Esta “longa tradição” começou em 1939, com uma história escrita e desenhada por Bob Kane. Um ano antes, havia acontecido a estréia de um outro personagem célebre da DC Comics, o Super-Homem – um arquétipo moderno para o herói poderoso, altruísta e descerebrado, pronto para colocar sua incrível força à disposição do Sistema. Todos conhecem a história desse alienígena que cai na Terra e é acolhido e educado pela generosidade de um casal de camponeses americanos. As centenas de teorias possíveis tanto para a criação quanto para a aceitação do personagem podem ser exaustivamente discutidas, mas eu fico com a versão de algo que vem do alto como dádiva de Deus aos homens pronto para manter a ordem e o progresso. Qualquer semelhança com uma versão pop de Jesus Cristo pode não ser uma coincidência tão mera.
Batman, ao contrário, é fruto de um pressuposto quase oposto, extremamente humano, algo que vem da Terra mesmo: o trauma de um garoto de 8 anos que vê seus pais serem mortos por um criminoso sem rosto bem à sua frente. A primeira história, inclusive, é algo bem mais sombrio, muito mais parecido com os quadrinhos e filmes de referência noir da época do que no glamouroso estilo clean do outro super-herói, o divino lá. E todo o universo desenvolvido a partir de então é repleto de paranóias e psicoses – tanto da parte do vigilante quanto da parte “do mal” (dentro da já fadada visão maniqueísta do mercado quadrinístico americano).
Outro dia, estava conversando com um amigo que o Batman é o único personagem totalmente plausível dos quadrinhos. Trata-se, afinal, de um psicótico: um cara tem um puta trauma na infância, e aí passa vinte anos de sua vida treinando pra se vestir de morcego e bater em criminosos à noite. Tudo dentro de um senso rígido de justiça, porém que não é o senso comum: vigilantes independentes não são admitidos na sociedade – conceito que não funciona numa cidade tão corrupta quanto Gotham.

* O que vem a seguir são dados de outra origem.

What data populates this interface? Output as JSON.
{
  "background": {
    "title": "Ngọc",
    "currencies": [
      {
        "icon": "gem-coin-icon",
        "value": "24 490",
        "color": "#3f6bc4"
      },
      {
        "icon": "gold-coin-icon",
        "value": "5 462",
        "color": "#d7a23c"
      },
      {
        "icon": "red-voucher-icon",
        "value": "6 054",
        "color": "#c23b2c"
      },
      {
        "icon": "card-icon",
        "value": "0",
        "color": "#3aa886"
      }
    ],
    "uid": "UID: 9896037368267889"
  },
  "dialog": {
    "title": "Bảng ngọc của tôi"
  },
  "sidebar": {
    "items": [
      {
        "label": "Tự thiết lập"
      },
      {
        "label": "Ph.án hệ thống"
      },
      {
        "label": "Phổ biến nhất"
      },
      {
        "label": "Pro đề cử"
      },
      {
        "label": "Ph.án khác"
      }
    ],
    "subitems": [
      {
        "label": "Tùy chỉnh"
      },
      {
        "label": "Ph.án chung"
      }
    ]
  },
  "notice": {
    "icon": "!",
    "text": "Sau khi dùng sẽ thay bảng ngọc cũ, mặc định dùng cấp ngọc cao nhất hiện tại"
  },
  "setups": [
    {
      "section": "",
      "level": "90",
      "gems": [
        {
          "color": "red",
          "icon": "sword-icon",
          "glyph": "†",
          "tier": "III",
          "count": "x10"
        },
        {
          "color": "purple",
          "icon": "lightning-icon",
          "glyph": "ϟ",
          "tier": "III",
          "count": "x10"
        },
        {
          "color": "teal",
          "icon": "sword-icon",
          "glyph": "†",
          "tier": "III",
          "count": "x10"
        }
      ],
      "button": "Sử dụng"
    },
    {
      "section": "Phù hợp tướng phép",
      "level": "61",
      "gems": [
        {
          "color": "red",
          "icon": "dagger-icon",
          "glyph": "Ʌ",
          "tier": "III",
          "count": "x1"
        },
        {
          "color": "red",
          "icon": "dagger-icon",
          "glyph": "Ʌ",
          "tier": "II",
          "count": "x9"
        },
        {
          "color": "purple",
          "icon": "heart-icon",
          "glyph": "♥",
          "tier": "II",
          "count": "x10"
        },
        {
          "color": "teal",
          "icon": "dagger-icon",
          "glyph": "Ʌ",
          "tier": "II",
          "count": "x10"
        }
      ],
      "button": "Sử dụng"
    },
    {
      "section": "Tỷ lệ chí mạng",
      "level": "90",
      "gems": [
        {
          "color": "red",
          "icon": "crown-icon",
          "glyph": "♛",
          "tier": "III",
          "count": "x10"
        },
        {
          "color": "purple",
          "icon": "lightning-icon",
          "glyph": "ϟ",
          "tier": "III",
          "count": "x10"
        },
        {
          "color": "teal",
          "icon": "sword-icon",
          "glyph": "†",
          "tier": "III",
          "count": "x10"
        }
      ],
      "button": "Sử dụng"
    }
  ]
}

Enfim, uma cidade louca, com vilões loucos e um herói igualmente louco – um universo diversificado, coerente e consistente, e como tal extremamente rico de possibilidades narrativas.
Bom, como vimos, o aspecto psicológico deste universo é fundamental para entendimento e desenvolvimento do personagem – pelo menos enquanto potencial. E aí vem Joel Schumacher dizendo no último filme que era hora do Batman perder essa psicose pra ser mais ‘paizão’ do Robin McDonnel e da BatGirl Silverstone (“Batman & Robin”, 1997). Apesar de ser de índole pacífica e não gostar de conflitos, confesso que fiquei com vontade de bater nele com o mesmo taco de beisebol que Michael Douglas usou num filme anterior seu, “Dia de Fúria” (“Falling Down”, 1993).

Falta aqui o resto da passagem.